Hannaford’s carries the organics and locally sourced foods we enjoy. Once we started looking at the food we were buying we realized that very little of it was healthy for us. We have made some changes and plan to make more, but again, that is for a future blog.
Another trick to lowering your grocery bill is using cash. I took my $50 to the store and I was amazed at how much closer I looked at prices. I looked at the Market Basket circular for that week, planned some loose meals for the week and then made sure I didn’t buy any extras.
How did I do?
I bought enough food to make:
A whole chicken dinner
Shepard’s pie (with stew meat instead of hamburger because, believe it or not, they were the same price per pound and if you knew what went into grocery store hamburger you’d vomit anyway.)
Whole Chicken Leg dinner
We also wanted to try goat meat, so we bought one pound from a local farm to make a stew.

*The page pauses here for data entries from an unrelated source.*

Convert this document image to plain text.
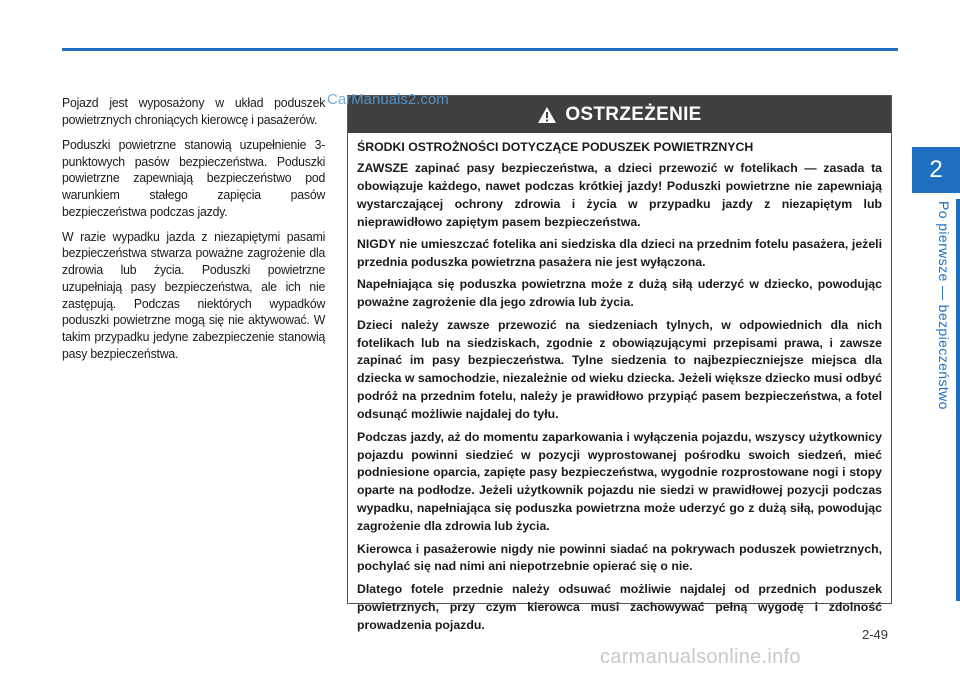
Pojazd jest wyposażony w układ poduszek powietrznych chroniących kierowcę i pasażerów.

Poduszki powietrzne stanowią uzupełnienie 3-punktowych pasów bezpieczeństwa. Poduszki powietrzne zapewniają bezpieczeństwo pod warunkiem stałego zapięcia pasów bezpieczeństwa podczas jazdy.

W razie wypadku jazda z niezapiętymi pasami bezpieczeństwa stwarza poważne zagrożenie dla zdrowia lub życia. Poduszki powietrzne uzupełniają pasy bezpieczeństwa, ale ich nie zastępują. Podczas niektórych wypadków poduszki powietrzne mogą się nie aktywować. W takim przypadku jedyne zabezpieczenie stanowią pasy bezpieczeństwa.

OSTRZEŻENIE

ŚRODKI OSTROŻNOŚCI DOTYCZĄCE PODUSZEK POWIETRZNYCH

ZAWSZE zapinać pasy bezpieczeństwa, a dzieci przewozić w fotelikach — zasada ta obowiązuje każdego, nawet podczas krótkiej jazdy! Poduszki powietrzne nie zapewniają wystarczającej ochrony zdrowia i życia w przypadku jazdy z niezapiętym lub nieprawidłowo zapiętym pasem bezpieczeństwa.

NIGDY nie umieszczać fotelika ani siedziska dla dzieci na przednim fotelu pasażera, jeżeli przednia poduszka powietrzna pasażera nie jest wyłączona.

Napełniająca się poduszka powietrzna może z dużą siłą uderzyć w dziecko, powodując poważne zagrożenie dla jego zdrowia lub życia.

Dzieci należy zawsze przewozić na siedzeniach tylnych, w odpowiednich dla nich fotelikach lub na siedziskach, zgodnie z obowiązującymi przepisami prawa, i zawsze zapinać im pasy bezpieczeństwa. Tylne siedzenia to najbezpieczniejsze miejsca dla dziecka w samochodzie, niezależnie od wieku dziecka. Jeżeli większe dziecko musi odbyć podróż na przednim fotelu, należy je prawidłowo przypiąć pasem bezpieczeństwa, a fotel odsunąć możliwie najdalej do tyłu.

Podczas jazdy, aż do momentu zaparkowania i wyłączenia pojazdu, wszyscy użytkownicy pojazdu powinni siedzieć w pozycji wyprostowanej pośrodku swoich siedzeń, mieć podniesione oparcia, zapięte pasy bezpieczeństwa, wygodnie rozprostowane nogi i stopy oparte na podłodze. Jeżeli użytkownik pojazdu nie siedzi w prawidłowej pozycji podczas wypadku, napełniająca się poduszka powietrzna może uderzyć go z dużą siłą, powodując zagrożenie dla zdrowia lub życia.

Kierowca i pasażerowie nigdy nie powinni siadać na pokrywach poduszek powietrznych, pochylać się nad nimi ani niepotrzebnie opierać się o nie.

Dlatego fotele przednie należy odsuwać możliwie najdalej od przednich poduszek powietrznych, przy czym kierowca musi zachowywać pełną wygodę i zdolność prowadzenia pojazdu.

CarManuals2.com
2
Po pierwsze — bezpieczeństwo
2-49
carmanualsonline.info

That is enough to make seven meals and have enough leftovers for lunch the next day.
What did I spend?
I spent $44.00 at the grocery store and $12.00 for the goat meat. A total of $56.00. Not bad.
I will be the first to admit that there may be weeks where we will need to spend a little more, but there will also be weeks when we can spend less. We rarely eat out as we like our own cooking better and we have made sure that we make time in our lives to cook meals together.
So there you have it… our food cost savings.